Aku tergelincir akan kebingunganku sendiri.
Jemariku mengudara. Tanganku menari-nari sekenanya. Entah berapa juta orang menertawakan kebodohanku itu. Aku tak peduli. Mereka mungkin tak akan pernah tahu, seberapa berharganya tulisan itu dimataku. Yang mereka tahu hanyalah kegagalanku menjadikannya sebuah buku. Sungguh, begitu menyakitkan.
Aku bukan seorang penulis yang baik. Yang aku bisa hanyalah belajar dan belajar.
Memahami seluk beluk sastra, susastra, semiotik, semantik, dan berjuta tautan linguistik lainnya.
Kebodohanku ini terus membuat langkahku menyeok.
Semakin ku belajar, idealis itu akan terus memudar.
Terlintas beberapa makna yang tersirat dari jutaan kata yang kurangkai.
"Pada lini masa, seseorang berjalan tanpa henti. Hingga dihentikan hujan."
Demikian sebutku dalam buku yang gagal ku terbitkan. Begitu memalukan. Menyakitkan.

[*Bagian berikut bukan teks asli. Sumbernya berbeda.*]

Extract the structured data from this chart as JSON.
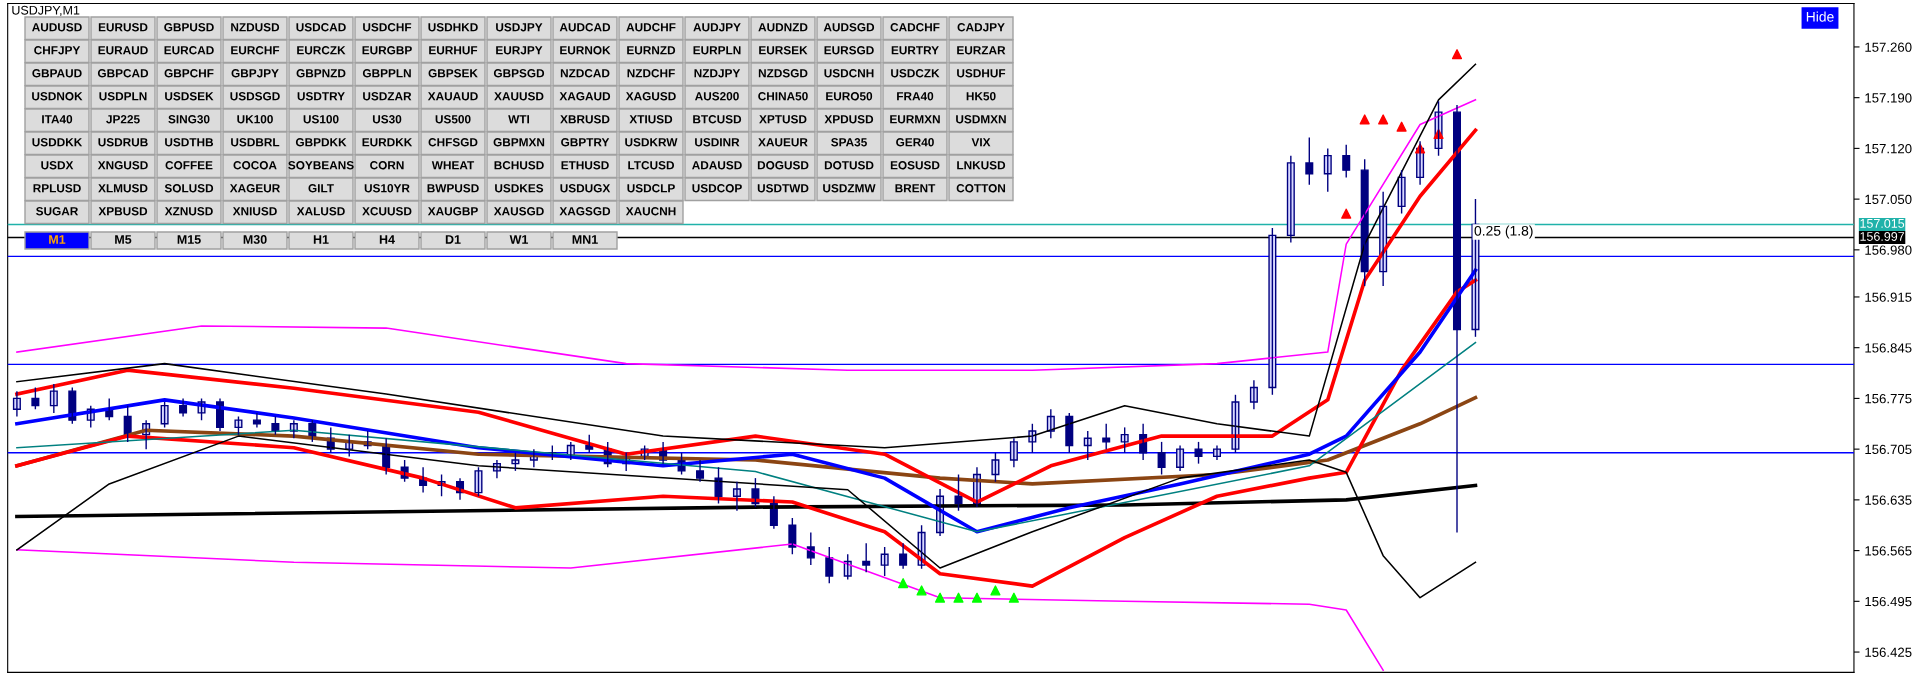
{
  "chart_data": {
    "type": "candlestick",
    "title": "USDJPY,M1",
    "categories": [
      null,
      null,
      null,
      null,
      null,
      null,
      null,
      null,
      null,
      null,
      null,
      null,
      null,
      null,
      null,
      null,
      null,
      null,
      null,
      null,
      null,
      null,
      null,
      null,
      null,
      null,
      null,
      null,
      null,
      null,
      null,
      null,
      null,
      null,
      null,
      null,
      null,
      null,
      null,
      null,
      null,
      null,
      null,
      null,
      null,
      null,
      null,
      null,
      null,
      null,
      null,
      null,
      null,
      null,
      null,
      null,
      null,
      null,
      null,
      null,
      null,
      null,
      null,
      null,
      null,
      null,
      null,
      null,
      null,
      null,
      null,
      null,
      null,
      null,
      null,
      null,
      null,
      null,
      null,
      null,
      null,
      null,
      null,
      null,
      null,
      null,
      null,
      null,
      null,
      null,
      null,
      null,
      null,
      null,
      null,
      null,
      null,
      null,
      null,
      null
    ],
    "ohlc": [
      [
        156.76,
        156.785,
        156.75,
        156.775
      ],
      [
        156.775,
        156.79,
        156.76,
        156.765
      ],
      [
        156.765,
        156.795,
        156.755,
        156.785
      ],
      [
        156.785,
        156.79,
        156.74,
        156.745
      ],
      [
        156.745,
        156.765,
        156.735,
        156.76
      ],
      [
        156.76,
        156.775,
        156.745,
        156.75
      ],
      [
        156.75,
        156.765,
        156.715,
        156.725
      ],
      [
        156.725,
        156.745,
        156.705,
        156.74
      ],
      [
        156.74,
        156.77,
        156.735,
        156.765
      ],
      [
        156.765,
        156.775,
        156.75,
        156.755
      ],
      [
        156.755,
        156.775,
        156.745,
        156.77
      ],
      [
        156.77,
        156.775,
        156.73,
        156.735
      ],
      [
        156.735,
        156.75,
        156.725,
        156.745
      ],
      [
        156.745,
        156.755,
        156.735,
        156.74
      ],
      [
        156.74,
        156.75,
        156.725,
        156.73
      ],
      [
        156.73,
        156.745,
        156.72,
        156.74
      ],
      [
        156.74,
        156.745,
        156.715,
        156.72
      ],
      [
        156.72,
        156.735,
        156.7,
        156.705
      ],
      [
        156.705,
        156.725,
        156.695,
        156.715
      ],
      [
        156.715,
        156.73,
        156.705,
        156.71
      ],
      [
        156.71,
        156.72,
        156.67,
        156.68
      ],
      [
        156.68,
        156.69,
        156.66,
        156.665
      ],
      [
        156.665,
        156.68,
        156.645,
        156.655
      ],
      [
        156.655,
        156.67,
        156.64,
        156.66
      ],
      [
        156.66,
        156.665,
        156.635,
        156.645
      ],
      [
        156.645,
        156.68,
        156.64,
        156.675
      ],
      [
        156.675,
        156.69,
        156.665,
        156.685
      ],
      [
        156.685,
        156.7,
        156.675,
        156.69
      ],
      [
        156.69,
        156.705,
        156.68,
        156.7
      ],
      [
        156.7,
        156.71,
        156.69,
        156.695
      ],
      [
        156.695,
        156.715,
        156.69,
        156.71
      ],
      [
        156.71,
        156.725,
        156.7,
        156.705
      ],
      [
        156.705,
        156.715,
        156.68,
        156.685
      ],
      [
        156.685,
        156.7,
        156.675,
        156.695
      ],
      [
        156.695,
        156.71,
        156.69,
        156.705
      ],
      [
        156.705,
        156.715,
        156.685,
        156.69
      ],
      [
        156.69,
        156.7,
        156.67,
        156.675
      ],
      [
        156.675,
        156.69,
        156.66,
        156.665
      ],
      [
        156.665,
        156.68,
        156.63,
        156.64
      ],
      [
        156.64,
        156.66,
        156.62,
        156.65
      ],
      [
        156.65,
        156.665,
        156.625,
        156.63
      ],
      [
        156.63,
        156.64,
        156.595,
        156.6
      ],
      [
        156.6,
        156.61,
        156.56,
        156.57
      ],
      [
        156.57,
        156.59,
        156.545,
        156.555
      ],
      [
        156.555,
        156.57,
        156.52,
        156.53
      ],
      [
        156.53,
        156.56,
        156.525,
        156.55
      ],
      [
        156.55,
        156.575,
        156.535,
        156.545
      ],
      [
        156.545,
        156.57,
        156.53,
        156.56
      ],
      [
        156.56,
        156.575,
        156.54,
        156.545
      ],
      [
        156.545,
        156.6,
        156.54,
        156.59
      ],
      [
        156.59,
        156.65,
        156.585,
        156.64
      ],
      [
        156.64,
        156.67,
        156.62,
        156.63
      ],
      [
        156.63,
        156.68,
        156.625,
        156.67
      ],
      [
        156.67,
        156.7,
        156.66,
        156.69
      ],
      [
        156.69,
        156.72,
        156.68,
        156.715
      ],
      [
        156.715,
        156.74,
        156.7,
        156.73
      ],
      [
        156.73,
        156.76,
        156.72,
        156.75
      ],
      [
        156.75,
        156.755,
        156.7,
        156.71
      ],
      [
        156.71,
        156.73,
        156.69,
        156.72
      ],
      [
        156.72,
        156.74,
        156.705,
        156.715
      ],
      [
        156.715,
        156.735,
        156.7,
        156.725
      ],
      [
        156.725,
        156.74,
        156.69,
        156.7
      ],
      [
        156.7,
        156.715,
        156.67,
        156.68
      ],
      [
        156.68,
        156.71,
        156.675,
        156.705
      ],
      [
        156.705,
        156.715,
        156.685,
        156.695
      ],
      [
        156.695,
        156.71,
        156.69,
        156.705
      ],
      [
        156.705,
        156.78,
        156.7,
        156.77
      ],
      [
        156.77,
        156.8,
        156.76,
        156.79
      ],
      [
        156.79,
        157.01,
        156.78,
        157.0
      ],
      [
        157.0,
        157.11,
        156.99,
        157.1
      ],
      [
        157.1,
        157.135,
        157.07,
        157.085
      ],
      [
        157.085,
        157.12,
        157.06,
        157.11
      ],
      [
        157.11,
        157.125,
        157.08,
        157.09
      ],
      [
        157.09,
        157.105,
        156.93,
        156.95
      ],
      [
        156.95,
        157.06,
        156.93,
        157.04
      ],
      [
        157.04,
        157.09,
        157.03,
        157.08
      ],
      [
        157.08,
        157.13,
        157.07,
        157.12
      ],
      [
        157.12,
        157.185,
        157.11,
        157.17
      ],
      [
        157.17,
        157.18,
        156.59,
        156.87
      ],
      [
        156.87,
        157.05,
        156.86,
        157.015
      ],
      null,
      null,
      null,
      null,
      null,
      null,
      null,
      null,
      null,
      null,
      null,
      null,
      null,
      null,
      null,
      null,
      null,
      null,
      null,
      null
    ],
    "color": "#000080",
    "series": [
      {
        "type": "line",
        "color": "#000000",
        "values": [
          156.612,
          null,
          null,
          null,
          null,
          null,
          null,
          null,
          null,
          null,
          null,
          null,
          null,
          null,
          null,
          null,
          null,
          null,
          null,
          null,
          null,
          null,
          null,
          null,
          null,
          null,
          null,
          null,
          null,
          null,
          null,
          null,
          null,
          null,
          null,
          null,
          null,
          null,
          null,
          null,
          156.625,
          null,
          null,
          null,
          null,
          null,
          null,
          null,
          null,
          null,
          null,
          null,
          null,
          null,
          null,
          null,
          null,
          null,
          null,
          null,
          156.628,
          null,
          null,
          null,
          null,
          null,
          null,
          null,
          null,
          null,
          null,
          null,
          156.635,
          null,
          null,
          null,
          null,
          null,
          null,
          156.655,
          null,
          null,
          null,
          null,
          null,
          null,
          null,
          null,
          null,
          null,
          null,
          null,
          null,
          null,
          null,
          null,
          null,
          null,
          null,
          null
        ]
      },
      {
        "type": "line",
        "color": "#8b4513",
        "values": [
          156.682,
          null,
          null,
          null,
          null,
          null,
          null,
          156.731,
          null,
          null,
          null,
          null,
          null,
          null,
          null,
          156.723,
          null,
          null,
          null,
          null,
          null,
          null,
          null,
          null,
          null,
          156.698,
          null,
          null,
          null,
          null,
          null,
          null,
          null,
          null,
          null,
          null,
          null,
          null,
          null,
          null,
          156.69,
          null,
          null,
          null,
          null,
          null,
          null,
          null,
          null,
          null,
          156.665,
          null,
          null,
          null,
          null,
          156.657,
          null,
          null,
          null,
          null,
          null,
          null,
          null,
          null,
          null,
          156.67,
          null,
          null,
          null,
          null,
          null,
          156.69,
          null,
          null,
          null,
          null,
          156.74,
          null,
          null,
          156.776,
          null,
          null,
          null,
          null,
          null,
          null,
          null,
          null,
          null,
          null,
          null,
          null,
          null,
          null,
          null,
          null,
          null,
          null,
          null,
          null
        ]
      },
      {
        "type": "line",
        "color": "#ff0000",
        "values": [
          156.781,
          null,
          null,
          null,
          null,
          null,
          156.814,
          null,
          null,
          null,
          null,
          null,
          null,
          null,
          null,
          156.789,
          null,
          null,
          null,
          null,
          null,
          null,
          null,
          null,
          null,
          156.756,
          null,
          null,
          null,
          null,
          null,
          null,
          null,
          156.698,
          null,
          null,
          null,
          null,
          null,
          null,
          156.723,
          null,
          null,
          null,
          null,
          null,
          null,
          156.698,
          null,
          null,
          null,
          null,
          156.632,
          null,
          null,
          null,
          156.682,
          null,
          null,
          null,
          null,
          null,
          156.723,
          null,
          null,
          null,
          null,
          null,
          156.723,
          null,
          null,
          156.773,
          null,
          156.938,
          null,
          null,
          157.054,
          null,
          null,
          157.145,
          null,
          null,
          null,
          null,
          null,
          null,
          null,
          null,
          null,
          null,
          null,
          null,
          null,
          null,
          null,
          null,
          null,
          null,
          null,
          null
        ]
      },
      {
        "type": "line",
        "color": "#ff0000",
        "values": [
          156.682,
          null,
          null,
          null,
          null,
          null,
          156.723,
          null,
          null,
          null,
          null,
          null,
          null,
          null,
          null,
          156.707,
          null,
          null,
          null,
          null,
          null,
          null,
          156.665,
          null,
          null,
          null,
          null,
          156.624,
          null,
          null,
          null,
          null,
          null,
          null,
          null,
          156.64,
          null,
          null,
          null,
          null,
          null,
          null,
          156.632,
          null,
          null,
          null,
          null,
          156.591,
          null,
          null,
          156.533,
          null,
          null,
          null,
          null,
          156.516,
          null,
          null,
          null,
          null,
          156.583,
          null,
          null,
          null,
          null,
          156.64,
          null,
          null,
          null,
          null,
          156.665,
          null,
          156.673,
          null,
          null,
          156.814,
          null,
          null,
          156.922,
          156.938,
          null,
          null,
          null,
          null,
          null,
          null,
          null,
          null,
          null,
          null,
          null,
          null,
          null,
          null,
          null,
          null,
          null,
          null,
          null,
          null
        ]
      },
      {
        "type": "line",
        "color": "#0000ff",
        "values": [
          156.74,
          null,
          null,
          null,
          null,
          null,
          null,
          null,
          156.773,
          null,
          null,
          null,
          null,
          null,
          null,
          156.748,
          null,
          null,
          null,
          null,
          null,
          null,
          null,
          null,
          null,
          156.707,
          null,
          null,
          null,
          null,
          null,
          null,
          null,
          null,
          null,
          156.682,
          null,
          null,
          null,
          null,
          null,
          null,
          156.698,
          null,
          null,
          null,
          null,
          156.665,
          null,
          null,
          null,
          null,
          156.591,
          null,
          null,
          null,
          null,
          156.624,
          null,
          null,
          null,
          null,
          null,
          156.657,
          null,
          null,
          null,
          null,
          null,
          null,
          156.698,
          null,
          156.723,
          null,
          null,
          null,
          156.839,
          null,
          null,
          156.952,
          null,
          null,
          null,
          null,
          null,
          null,
          null,
          null,
          null,
          null,
          null,
          null,
          null,
          null,
          null,
          null,
          null,
          null,
          null,
          null
        ]
      },
      {
        "type": "line",
        "color": "#008080",
        "values": [
          156.707,
          null,
          null,
          null,
          null,
          null,
          null,
          null,
          null,
          null,
          null,
          null,
          null,
          null,
          null,
          156.731,
          null,
          null,
          null,
          null,
          null,
          null,
          null,
          null,
          null,
          null,
          null,
          null,
          null,
          null,
          null,
          null,
          null,
          null,
          null,
          null,
          null,
          null,
          null,
          null,
          156.674,
          null,
          null,
          null,
          null,
          null,
          null,
          null,
          null,
          null,
          null,
          null,
          156.591,
          null,
          null,
          null,
          null,
          null,
          null,
          null,
          null,
          null,
          null,
          null,
          null,
          null,
          null,
          null,
          null,
          null,
          156.682,
          null,
          null,
          null,
          null,
          null,
          null,
          null,
          null,
          156.852,
          null,
          null,
          null,
          null,
          null,
          null,
          null,
          null,
          null,
          null,
          null,
          null,
          null,
          null,
          null,
          null,
          null,
          null,
          null,
          null
        ]
      },
      {
        "type": "line",
        "color": "#ff00ff",
        "values": [
          156.839,
          null,
          null,
          null,
          null,
          null,
          null,
          null,
          null,
          null,
          156.875,
          null,
          null,
          null,
          null,
          null,
          null,
          null,
          null,
          null,
          156.872,
          null,
          null,
          null,
          null,
          null,
          null,
          null,
          null,
          null,
          null,
          null,
          null,
          156.823,
          null,
          null,
          null,
          null,
          null,
          null,
          null,
          null,
          null,
          null,
          null,
          156.814,
          null,
          null,
          null,
          null,
          null,
          null,
          null,
          null,
          null,
          156.814,
          null,
          null,
          null,
          null,
          null,
          null,
          null,
          null,
          null,
          156.823,
          null,
          null,
          null,
          null,
          null,
          156.839,
          156.988,
          null,
          null,
          null,
          157.153,
          null,
          null,
          157.187,
          null,
          null,
          null,
          null,
          null,
          null,
          null,
          null,
          null,
          null,
          null,
          null,
          null,
          null,
          null,
          null,
          null,
          null,
          null,
          null
        ]
      },
      {
        "type": "line",
        "color": "#ff00ff",
        "values": [
          156.566,
          null,
          null,
          null,
          null,
          null,
          null,
          null,
          null,
          null,
          null,
          null,
          null,
          null,
          null,
          156.549,
          null,
          null,
          null,
          null,
          null,
          null,
          null,
          null,
          null,
          null,
          null,
          null,
          null,
          null,
          156.541,
          null,
          null,
          null,
          null,
          null,
          null,
          null,
          null,
          null,
          null,
          null,
          156.574,
          null,
          null,
          null,
          null,
          null,
          null,
          null,
          156.5,
          null,
          null,
          null,
          null,
          null,
          null,
          null,
          null,
          null,
          156.495,
          null,
          null,
          null,
          null,
          null,
          null,
          null,
          null,
          null,
          156.491,
          null,
          156.483,
          null,
          156.4,
          null,
          null,
          null,
          null,
          null,
          null,
          null,
          null,
          null,
          null,
          null,
          null,
          null,
          null,
          null,
          null,
          null,
          null,
          null,
          null,
          null,
          null,
          null,
          null,
          null
        ]
      },
      {
        "type": "line",
        "color": "#000000",
        "values": [
          156.798,
          null,
          null,
          null,
          null,
          null,
          null,
          null,
          156.823,
          null,
          null,
          null,
          null,
          null,
          null,
          null,
          null,
          null,
          null,
          null,
          156.781,
          null,
          null,
          null,
          null,
          null,
          null,
          null,
          null,
          null,
          null,
          null,
          null,
          null,
          null,
          156.723,
          null,
          null,
          null,
          null,
          null,
          null,
          null,
          null,
          null,
          null,
          null,
          156.707,
          null,
          null,
          null,
          null,
          null,
          null,
          null,
          156.723,
          null,
          null,
          null,
          null,
          156.765,
          null,
          null,
          null,
          null,
          156.74,
          null,
          null,
          null,
          null,
          156.723,
          null,
          null,
          156.988,
          null,
          null,
          null,
          157.187,
          null,
          157.236,
          null,
          null,
          null,
          null,
          null,
          null,
          null,
          null,
          null,
          null,
          null,
          null,
          null,
          null,
          null,
          null,
          null,
          null,
          null,
          null
        ]
      },
      {
        "type": "line",
        "color": "#000000",
        "values": [
          156.566,
          null,
          null,
          null,
          null,
          156.657,
          null,
          null,
          null,
          null,
          null,
          null,
          156.723,
          null,
          null,
          null,
          null,
          null,
          null,
          null,
          null,
          null,
          null,
          null,
          null,
          156.682,
          null,
          null,
          null,
          null,
          null,
          null,
          null,
          null,
          null,
          null,
          null,
          null,
          null,
          null,
          null,
          null,
          null,
          null,
          null,
          156.649,
          null,
          null,
          null,
          null,
          156.541,
          null,
          null,
          null,
          null,
          156.591,
          null,
          null,
          null,
          null,
          null,
          null,
          null,
          156.665,
          null,
          null,
          null,
          null,
          null,
          null,
          156.69,
          null,
          156.673,
          null,
          156.558,
          null,
          156.5,
          null,
          null,
          156.549,
          null,
          null,
          null,
          null,
          null,
          null,
          null,
          null,
          null,
          null,
          null,
          null,
          null,
          null,
          null,
          null,
          null,
          null,
          null,
          null
        ]
      },
      {
        "type": "scatter",
        "color": "#ff0000",
        "marker": "triangle",
        "values": [
          null,
          null,
          null,
          null,
          null,
          null,
          null,
          null,
          null,
          null,
          null,
          null,
          null,
          null,
          null,
          null,
          null,
          null,
          null,
          null,
          null,
          null,
          null,
          null,
          null,
          null,
          null,
          null,
          null,
          null,
          null,
          null,
          null,
          null,
          null,
          null,
          null,
          null,
          null,
          null,
          null,
          null,
          null,
          null,
          null,
          null,
          null,
          null,
          null,
          null,
          null,
          null,
          null,
          null,
          null,
          null,
          null,
          null,
          null,
          null,
          null,
          null,
          null,
          null,
          null,
          null,
          null,
          null,
          null,
          null,
          null,
          null,
          157.03,
          157.16,
          157.16,
          157.15,
          157.12,
          157.14,
          157.25,
          null,
          null,
          null,
          null,
          null,
          null,
          null,
          null,
          null,
          null,
          null,
          null,
          null,
          null,
          null,
          null,
          null,
          null,
          null,
          null,
          null
        ]
      },
      {
        "type": "scatter",
        "color": "#00ff00",
        "marker": "triangle",
        "values": [
          null,
          null,
          null,
          null,
          null,
          null,
          null,
          null,
          null,
          null,
          null,
          null,
          null,
          null,
          null,
          null,
          null,
          null,
          null,
          null,
          null,
          null,
          null,
          null,
          null,
          null,
          null,
          null,
          null,
          null,
          null,
          null,
          null,
          null,
          null,
          null,
          null,
          null,
          null,
          null,
          null,
          null,
          null,
          null,
          null,
          null,
          null,
          null,
          156.52,
          156.51,
          156.5,
          156.5,
          156.5,
          156.51,
          156.5,
          null,
          null,
          null,
          null,
          null,
          null,
          null,
          null,
          null,
          null,
          null,
          null,
          null,
          null,
          null,
          null,
          null,
          null,
          null,
          null,
          null,
          null,
          null,
          null,
          null,
          null,
          null,
          null,
          null,
          null,
          null,
          null,
          null,
          null,
          null,
          null,
          null,
          null,
          null,
          null,
          null,
          null,
          null,
          null,
          null
        ]
      }
    ],
    "ylim": [
      156.397,
      157.32
    ],
    "yticks": [
      {
        "value": 157.26,
        "label": "157.260"
      },
      {
        "value": 157.19,
        "label": "157.190"
      },
      {
        "value": 157.12,
        "label": "157.120"
      },
      {
        "value": 157.05,
        "label": "157.050"
      },
      {
        "value": 156.98,
        "label": "156.980"
      },
      156.915,
      156.845,
      156.775,
      156.705,
      156.635,
      156.565,
      156.495,
      156.425
    ],
    "tick_labels": "y",
    "grid": false,
    "ref_lines": [
      {
        "axis": "y",
        "value": 157.015,
        "label": "157.015",
        "color": "#20b2aa"
      },
      {
        "axis": "y",
        "value": 156.997,
        "label": "156.997",
        "color": "#000000"
      },
      {
        "axis": "y",
        "value": 156.971,
        "color": "#0000ff"
      },
      {
        "axis": "y",
        "value": 156.822,
        "color": "#0000ff"
      },
      {
        "axis": "y",
        "value": 156.7,
        "color": "#0000ff"
      }
    ],
    "annotations": [
      "0.25 (1.8)",
      "Hide",
      "AUDUSD",
      "EURUSD",
      "GBPUSD",
      "NZDUSD",
      "USDCAD",
      "USDCHF",
      "USDHKD",
      "USDJPY",
      "AUDCAD",
      "AUDCHF",
      "AUDJPY",
      "AUDNZD",
      "AUDSGD",
      "CADCHF",
      "CADJPY",
      "CHFJPY",
      "EURAUD",
      "EURCAD",
      "EURCHF",
      "EURCZK",
      "EURGBP",
      "EURHUF",
      "EURJPY",
      "EURNOK",
      "EURNZD",
      "EURPLN",
      "EURSEK",
      "EURSGD",
      "EURTRY",
      "EURZAR",
      "GBPAUD",
      "GBPCAD",
      "GBPCHF",
      "GBPJPY",
      "GBPNZD",
      "GBPPLN",
      "GBPSEK",
      "GBPSGD",
      "NZDCAD",
      "NZDCHF",
      "NZDJPY",
      "NZDSGD",
      "USDCNH",
      "USDCZK",
      "USDHUF",
      "USDNOK",
      "USDPLN",
      "USDSEK",
      "USDSGD",
      "USDTRY",
      "USDZAR",
      "XAUAUD",
      "XAUUSD",
      "XAGAUD",
      "XAGUSD",
      "AUS200",
      "CHINA50",
      "EURO50",
      "FRA40",
      "HK50",
      "ITA40",
      "JP225",
      "SING30",
      "UK100",
      "US100",
      "US30",
      "US500",
      "WTI",
      "XBRUSD",
      "XTIUSD",
      "BTCUSD",
      "XPTUSD",
      "XPDUSD",
      "EURMXN",
      "USDMXN",
      "USDDKK",
      "USDRUB",
      "USDTHB",
      "USDBRL",
      "GBPDKK",
      "EURDKK",
      "CHFSGD",
      "GBPMXN",
      "GBPTRY",
      "USDKRW",
      "USDINR",
      "XAUEUR",
      "SPA35",
      "GER40",
      "VIX",
      "USDX",
      "XNGUSD",
      "COFFEE",
      "COCOA",
      "SOYBEANS",
      "CORN",
      "WHEAT",
      "BCHUSD",
      "ETHUSD",
      "LTCUSD",
      "ADAUSD",
      "DOGUSD",
      "DOTUSD",
      "EOSUSD",
      "LNKUSD",
      "RPLUSD",
      "XLMUSD",
      "SOLUSD",
      "XAGEUR",
      "GILT",
      "US10YR",
      "BWPUSD",
      "USDKES",
      "USDUGX",
      "USDCLP",
      "USDCOP",
      "USDTWD",
      "USDZMW",
      "BRENT",
      "COTTON",
      "SUGAR",
      "XPBUSD",
      "XZNUSD",
      "XNIUSD",
      "XALUSD",
      "XCUUSD",
      "XAUGBP",
      "XAUSGD",
      "XAGSGD",
      "XAUCNH",
      "M1",
      "M5",
      "M15",
      "M30",
      "H1",
      "H4",
      "D1",
      "W1",
      "MN1"
    ]
  }
}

Kini, penantian panjangku telah dimulai. Semangat baru menyapu hangat pembulu darahku. Aku akan terus belajar, menggapai dan melanjutkan apa yang belum ku selesaikan.
Dyne, Lexi, Liota, Ratu Peri, kalian bukan sekedar tokoh fiksi biasa. Kalian merefleksi berjuta karakter atasku. Terimakasih.
Tunggu,
Akankah bahasa menjatuhkan cinta?
..bersambung..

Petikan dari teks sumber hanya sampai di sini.